Named "Debut Artist of the Year" (1998) by NPR's "Performance Today," Jon Nakamatsu has been profiled by "CBS Sunday Morning" and Reader's Digest magazine and is featured in "Playing with Fire," a documentary about the Tenth Van Cliburn International Piano Competition, broadcast nationwide on PBS. Earlier, in 1995, he was named the First Prize winner of Miami's Fifth United States Chopin Piano Competition. 

An active recording artist, Nakamatsu records exclusively for harmonia mundi usa, which has released nine CDs, the most recent of which features Nakamatsu and clarinetist Jon Manasse performing Brahms's sonatas for clarinet and piano.
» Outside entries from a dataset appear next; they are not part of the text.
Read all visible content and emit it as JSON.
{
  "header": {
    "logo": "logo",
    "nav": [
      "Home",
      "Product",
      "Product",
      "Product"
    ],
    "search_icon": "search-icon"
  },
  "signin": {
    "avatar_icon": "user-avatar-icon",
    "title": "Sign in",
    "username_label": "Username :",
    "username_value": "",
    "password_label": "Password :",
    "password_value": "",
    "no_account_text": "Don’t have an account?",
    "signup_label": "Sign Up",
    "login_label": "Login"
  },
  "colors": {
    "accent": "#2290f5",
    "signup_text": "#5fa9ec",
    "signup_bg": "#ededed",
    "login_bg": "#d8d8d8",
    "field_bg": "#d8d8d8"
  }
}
James Oestreich of The New York Times praised Manasse for his "deft technique, exquisite sensitivity and smooth, flowing tone" and asserts that Nakamatsu's performance is "as meltingly beautiful as Mr. Manasse's ... playful, sturdy or pushy, as appropriate."

Nakamatsu's recent all-Gershwin recording with the Rochester Philharmonic featuring "Rhapsody in Blue" and the Concerto in F rose to number three on Billboard's classical music charts, receiving extraordinary critical praise. Other acclaimed releases include an all-Liszt disc featuring the "Dante Sonata"; a recording of Brahms's Piano Sonata in F Minor and other solo works by the composer; piano sonatas by Joseph Wölfl, an unjustly neglected contemporary of Beethoven's who rivaled that master as a piano virtuoso; Lukas Foss's First Piano Concerto; Rachmaninoff's Piano Concerto No. 3 and his Rhapsody on a Theme of Paganini; a disk of solo works by Chopin, and selections performed by Nakamatsu during his victory at the Van Cliburn competition.                 

Jon Nakamatsu has studied privately with Marina Derryberry since the age of 6, and has worked with Karl Ulrich Schnabel, son of the great pianist Artur Schnabel. He has also studied composition and orchestration with Dr. Leonard Stein of the Schoenberg Institute at the University of Southern California, and pursued extensive studies in chamber music and musicology. Nakamatsu is a graduate of Stanford University with a bachelor's degree in German Studies and a master's degree in Education.

Grant Cooper, Artistic Director and Conductor of the West Virginia Symphony Orchestra, officially began his duties as the ninth conductor in the WVSO's history on July 1, 2001. From 1997-2007, Cooper served as Resident Conductor of the Syracuse Symphony Orchestra, where he gave almost 600 performances with that orchestra, appearing to critical acclaim on all the major series. Cooper is also Artistic Director of a summer festival, the Bach and Beyond Festival in Fredonia, N.Y.

Celebrating its 70th anniversary, the West Virginia Symphony Orchestra is West Virginia's premier performing arts organization, presenting more than 50 concerts annually to audiences throughout the Mountain State. Programs include Symphonic, ZMM Pops and City National Bank Family Concert Series, performances by the Montclaire String Quartet, collaborations with the Charleston Ballet and other state arts organizations and a national award-winning education program. The Symphony's home is the world-class Maier Foundation Performance Hall at the Clay Center for the Arts and Sciences in Charleston.